This is because the highest bit represents the largest part of the numerical value, and its value has the greatest influence on the whole numerical value. For example, in the number 432 1, the highest digit is thousands, representing the value of 4000, which occupies the largest proportion in the whole value. Therefore, if the highest digits of two numbers are different, then the number with higher highest digits must be greater than the number with lower highest digits.

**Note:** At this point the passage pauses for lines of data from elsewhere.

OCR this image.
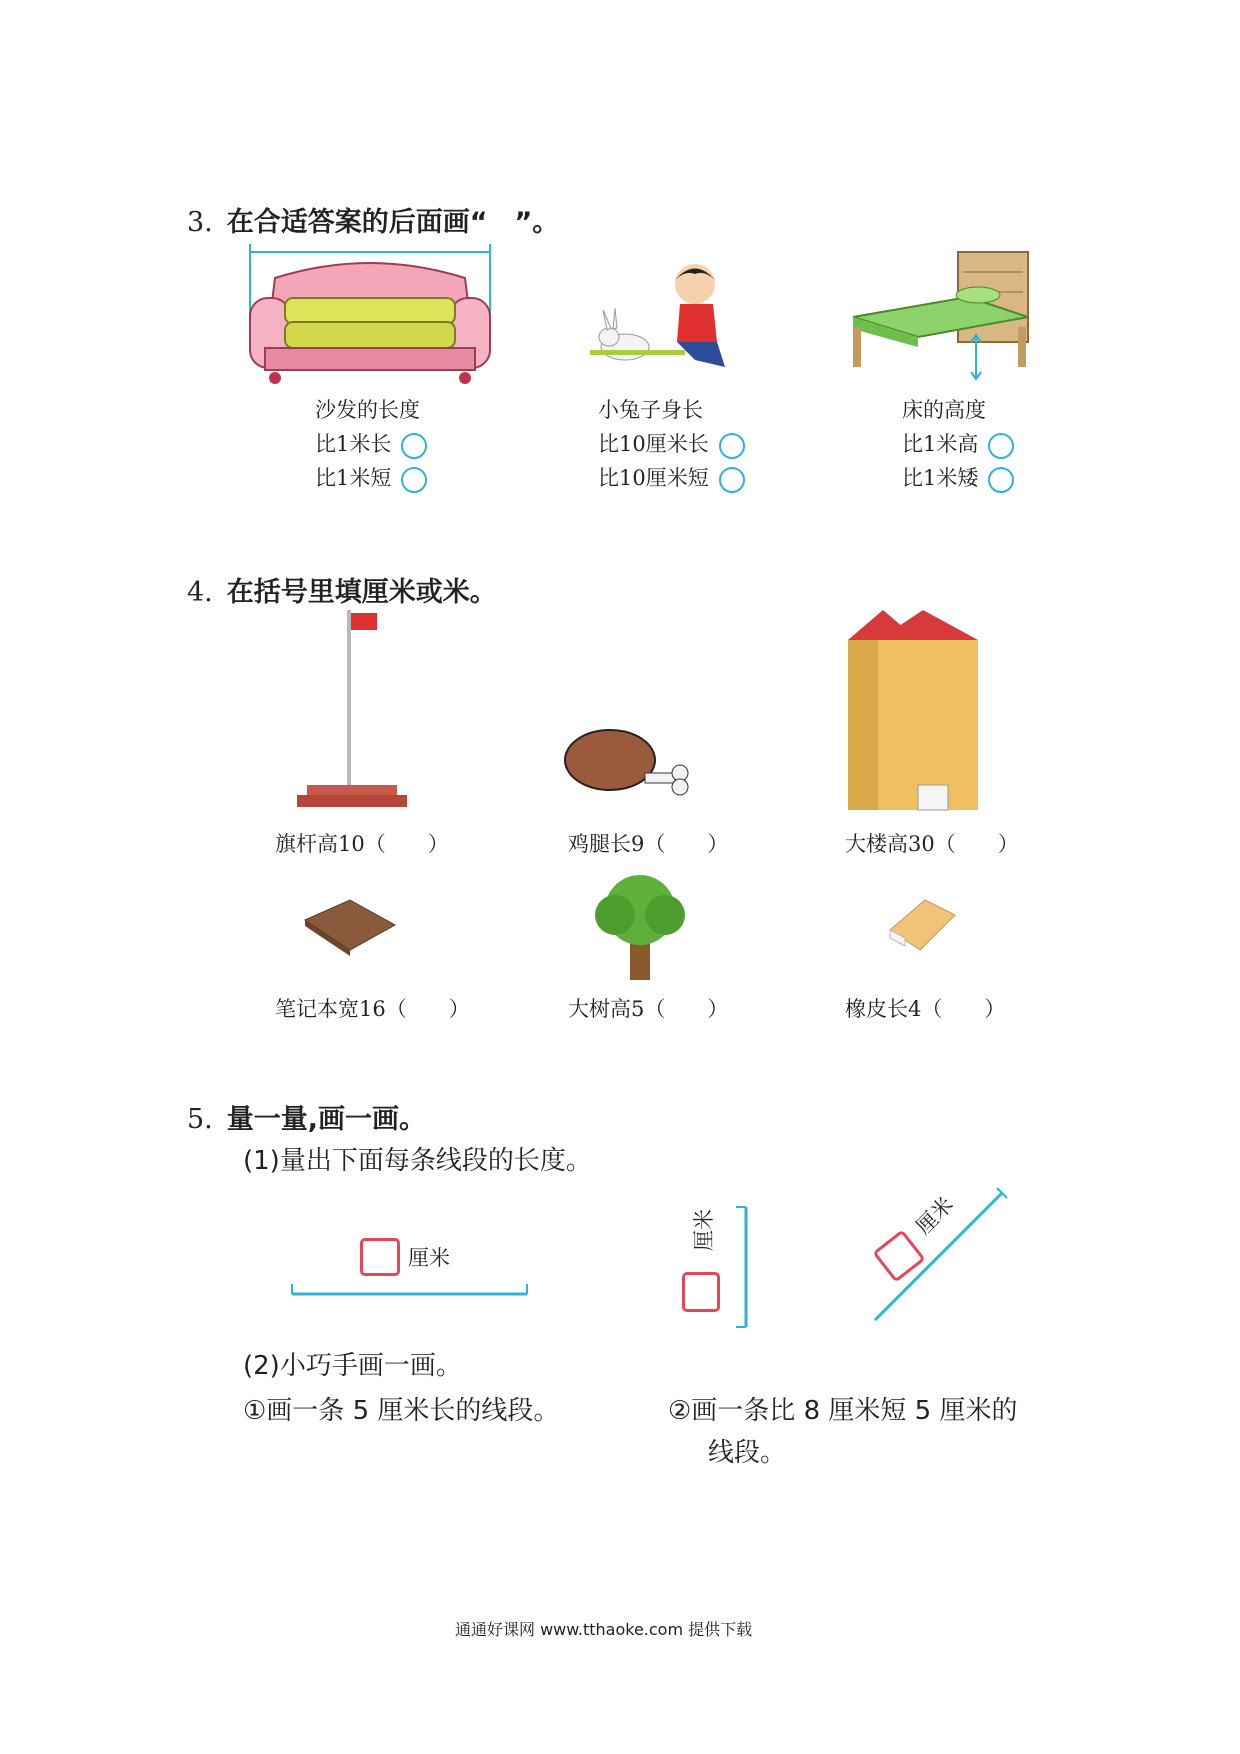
3. 在合适答案的后面画“　”。
沙发的长度
比1米长
比1米短
小兔子身长
比10厘米长
比10厘米短
床的高度
比1米高
比1米矮
4. 在括号里填厘米或米。
旗杆高10（　　）	鸡腿长9（　　）	大楼高30（　　）
笔记本宽16（　　）	大树高5（　　）	橡皮长4（　　）
5. 量一量,画一画。
(1)量出下面每条线段的长度。
厘米
厘米	厘米
(2)小巧手画一画。
①画一条 5 厘米长的线段。	②画一条比 8 厘米短 5 厘米的
线段。
通通好课网 www.tthaoke.com 提供下载
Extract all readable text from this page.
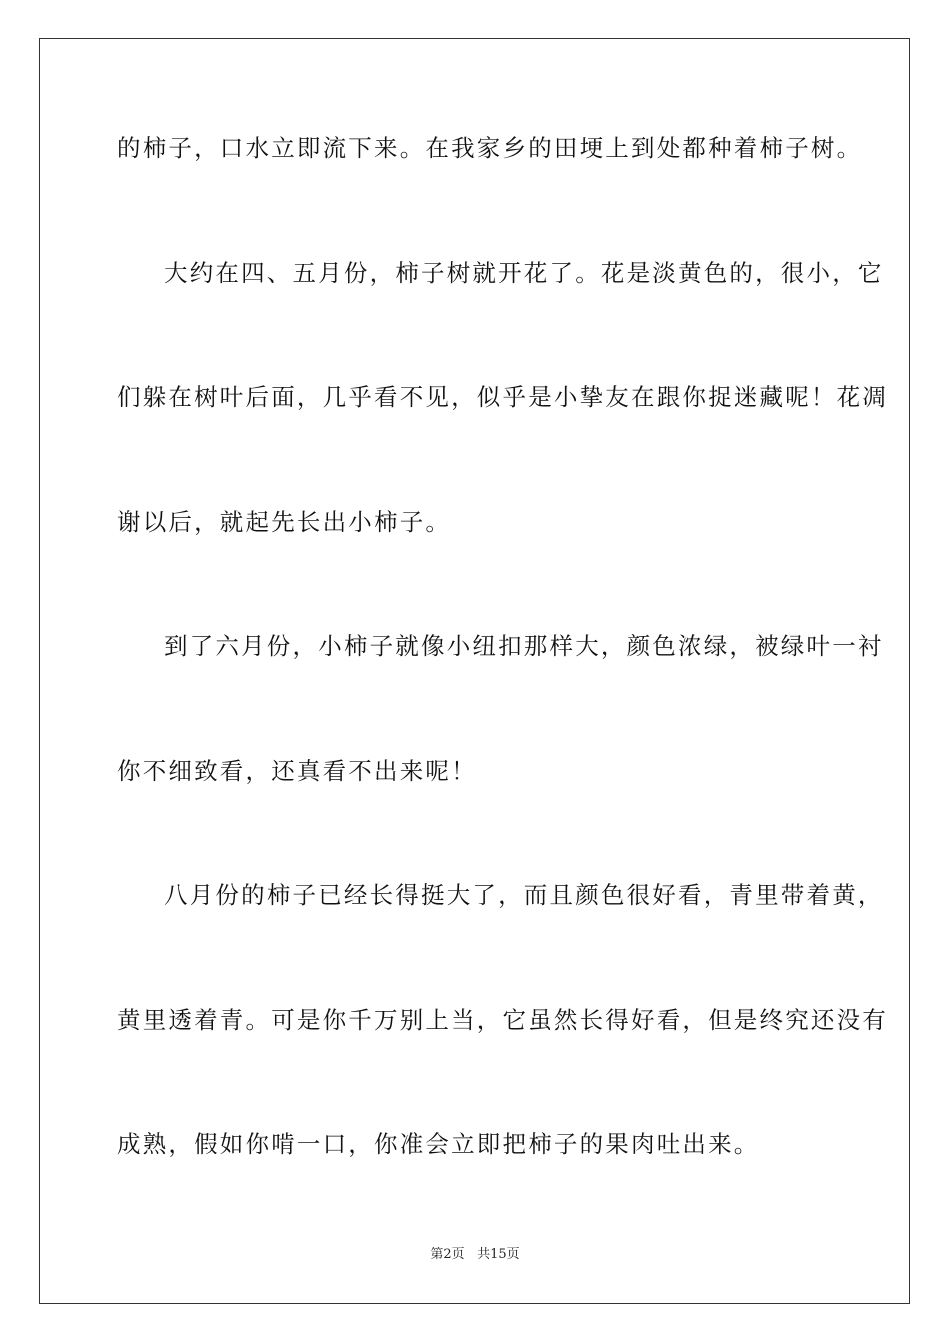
的柿子，口水立即流下来。在我家乡的田埂上到处都种着柿子树。
大约在四、五月份，柿子树就开花了。花是淡黄色的，很小，它
们躲在树叶后面，几乎看不见，似乎是小挚友在跟你捉迷藏呢！花凋
谢以后，就起先长出小柿子。
到了六月份，小柿子就像小纽扣那样大，颜色浓绿，被绿叶一衬
你不细致看，还真看不出来呢！
八月份的柿子已经长得挺大了，而且颜色很好看，青里带着黄，
黄里透着青。可是你千万别上当，它虽然长得好看，但是终究还没有
成熟，假如你啃一口，你准会立即把柿子的果肉吐出来。
第2页 共15页
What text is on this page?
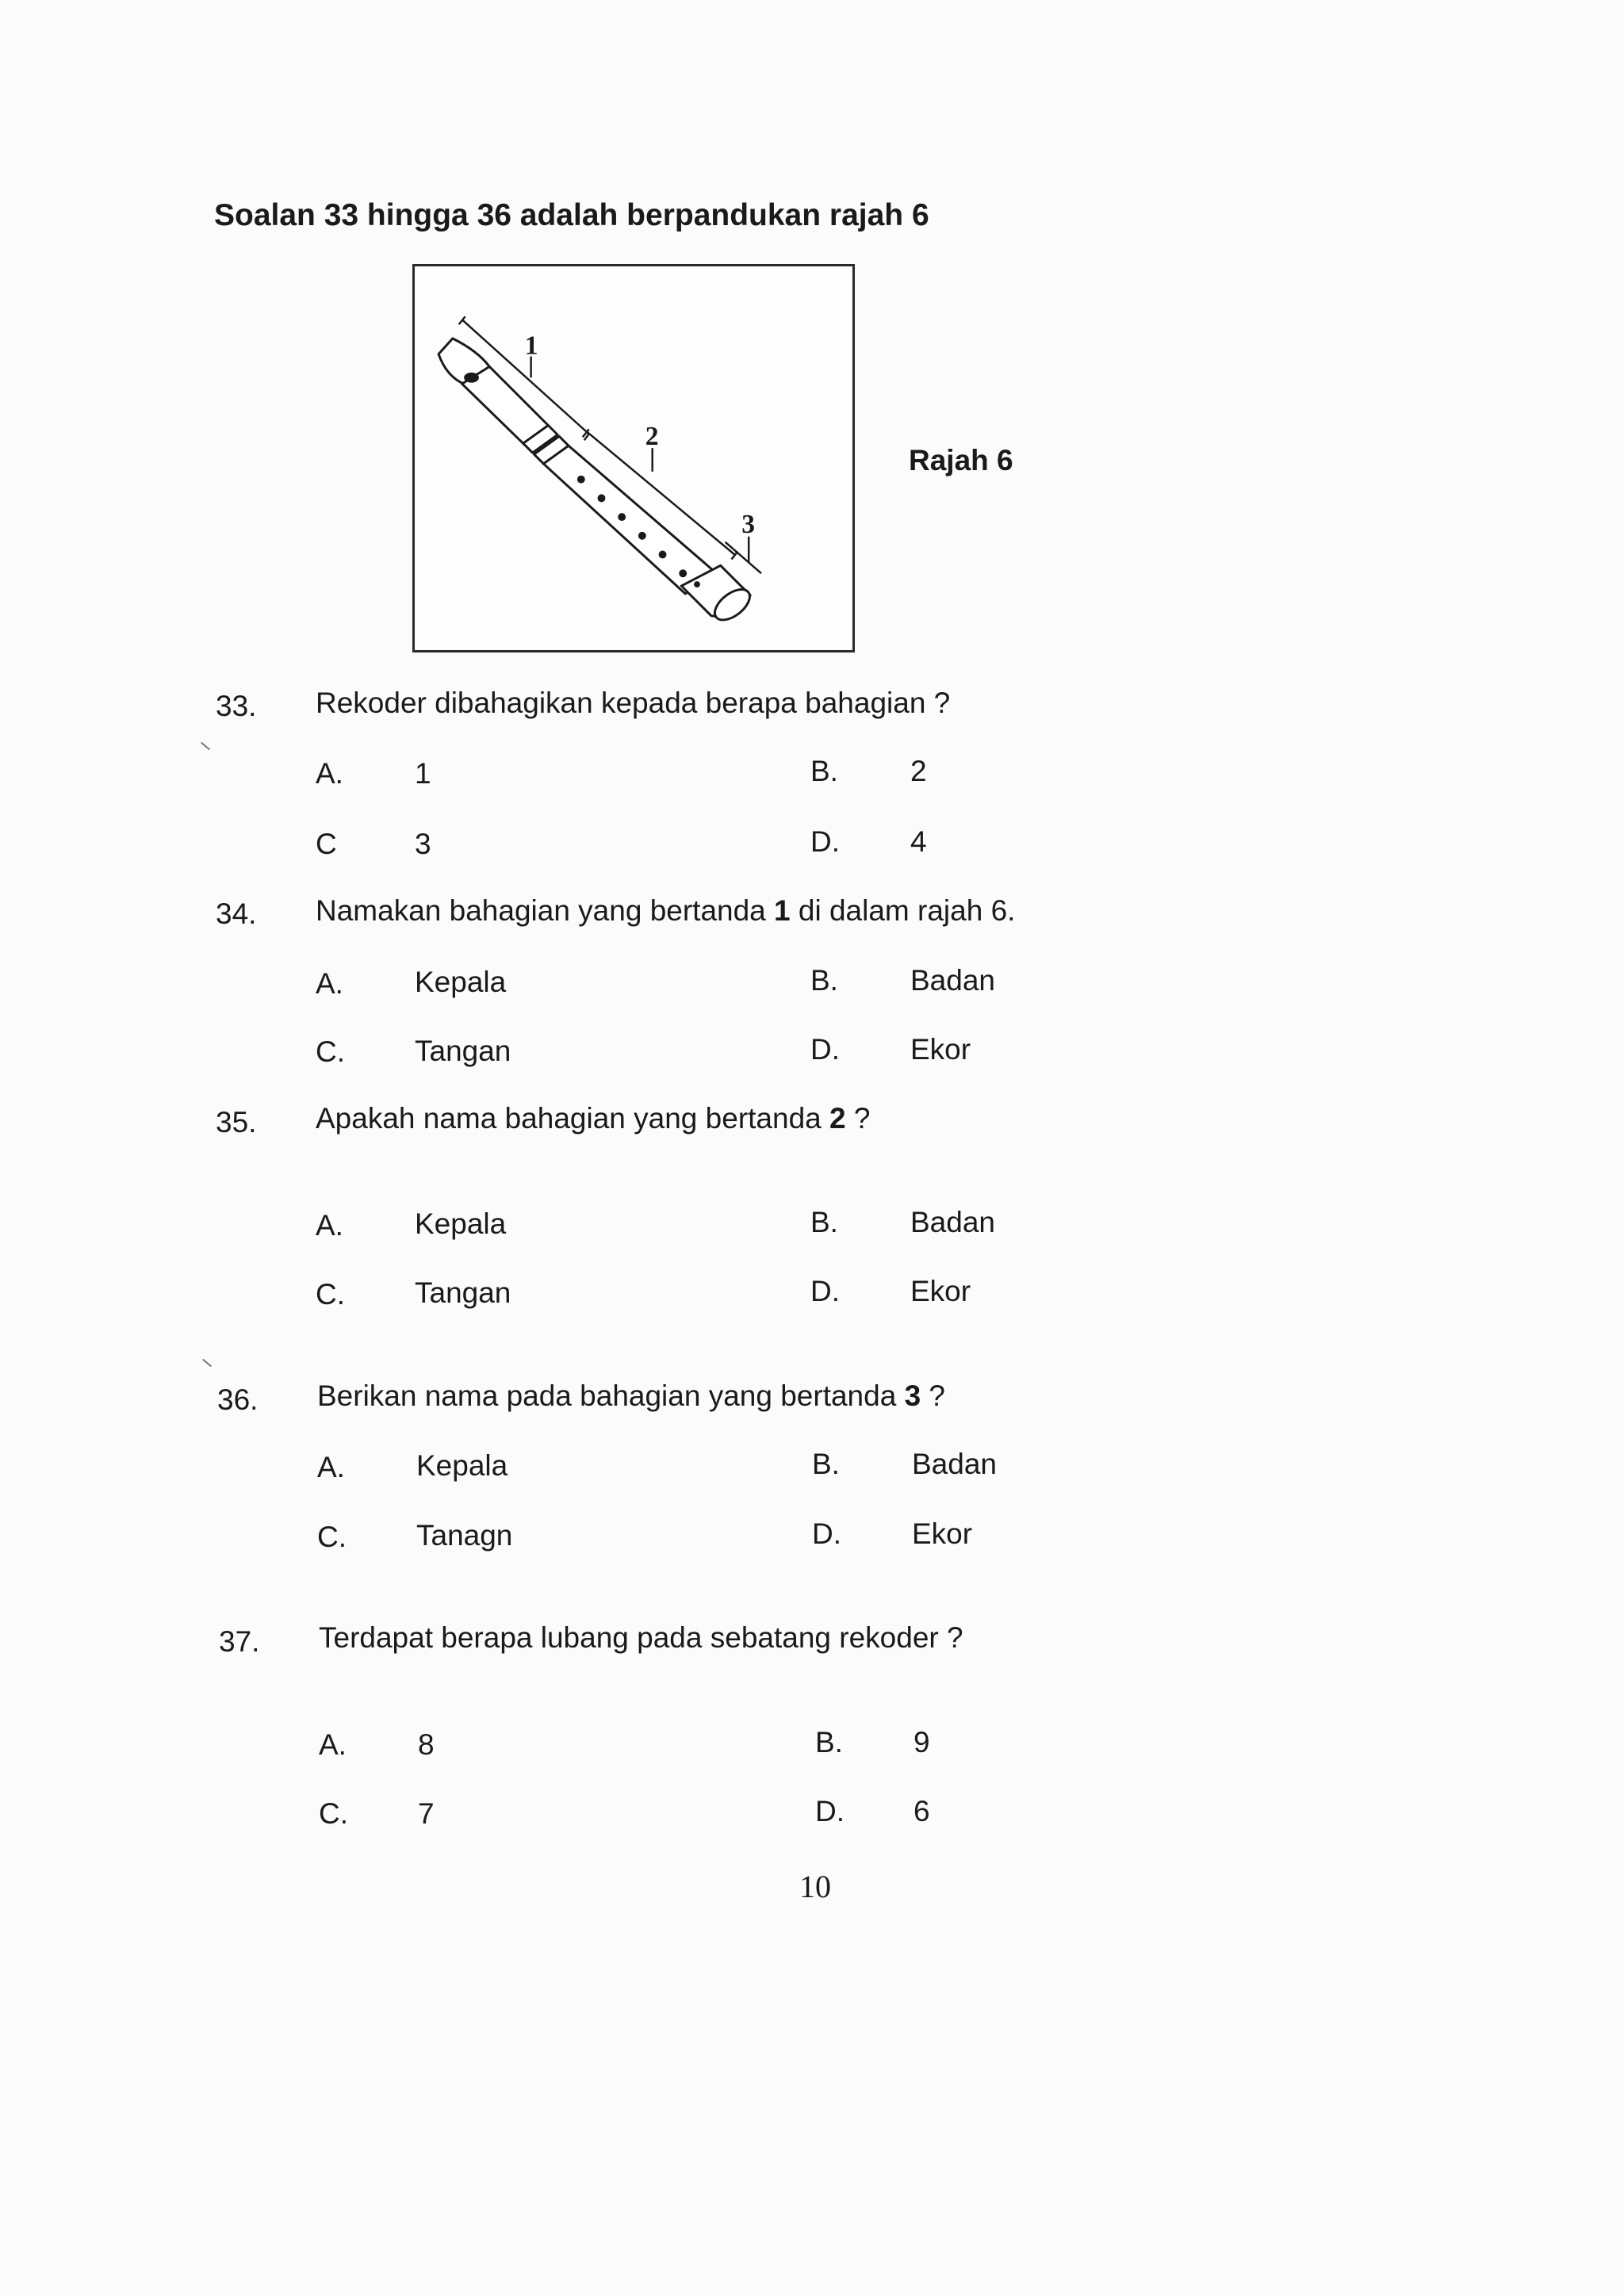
Soalan 33 hingga 36 adalah berpandukan rajah 6
1
2
3
Rajah 6
33. Rekoder dibahagikan kepada berapa bahagian ?
A. 1	B. 2
C	3	D. 4
34. Namakan bahagian yang bertanda 1 di dalam rajah 6.
A. Kepala	B. Badan
C. Tangan	D. Ekor
35. Apakah nama bahagian yang bertanda 2 ?
A. Kepala	B. Badan
C. Tangan	D. Ekor
36. Berikan nama pada bahagian yang bertanda 3 ?
A. Kepala	B. Badan
C. Tanagn	D. Ekor
37. Terdapat berapa lubang pada sebatang rekoder ?
A. 8	B. 9
C. 7	D. 6
10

If the highest digits of the two numbers are the same, then we will continue to compare the second highest digits, that is, the hundred digits. Similarly, if the second highest level is the same, we will continue to compare the third highest level, and so on. For example, two numbers, 432 1 and 4397, have thousands of 4, so let's compare their hundreds. In this example, one percent of 432 1 is 3, and one percent of 4397 is 9. Since 9 is greater than 3, we can determine that 4397 is greater than 432 1.

In the case of the same number of digits, compare the highest number of digits first.

This is because the highest bit represents the largest part of the numerical value, and its value has the greatest influence on the whole numerical value. For example, in the number 432 1, the highest digit is thousands, which represents the value of 4000 and occupies the largest proportion in the whole value. Therefore, if the highest digits of two numbers are different, then the number with higher highest digits must be greater than the number with lower highest digits.

If the highest digits of the two numbers are the same, then we will continue to compare the second highest digits, that is, the hundred digits. Similarly, if the second highest level is the same, we will continue to compare the third highest level, and so on. For example, two numbers, 432 1 and 4397, have thousands of 4, so let's compare their hundreds. In this example, one percent of 432 1 is 3, and one percent of 4397 is 9. Since 9 is greater than 3, we can determine that 4397 is greater than 432 1.

Matters needing attention in learning mathematical numbers:

1, know the carry rules and operate carefully.

Mathematical digits with different digits have different carry rules. For example, the single digit is 1 in 1 and the decimal digit is 1 in 10. Understanding these laws and applying them to calculation can avoid calculation errors. The calculation of mathematical digits needs to be careful, especially when carrying and borrowing. If there is an error in the calculation process, it may lead to an error in the calculation result of the whole problem.

Practice more: the calculation of mathematical numbers requires a lot of practice. Through a lot of practice, you can master the calculation method skillfully and improve the accuracy and speed of calculation.

2, pay attention to the foundation, pay attention to the unit.

Learning mathematical numbers needs to start with basic knowledge, such as the concept of numbers, the methods of carrying and borrowing, etc. Only by mastering these basic knowledge can we better understand and learn advanced mathematics. When calculating mathematical digits, we should pay attention to the conversion of units, such as 1 hour =60 minutes, 1 minute =60 seconds, etc. If the unit is not converted properly, the calculation result will be wrong.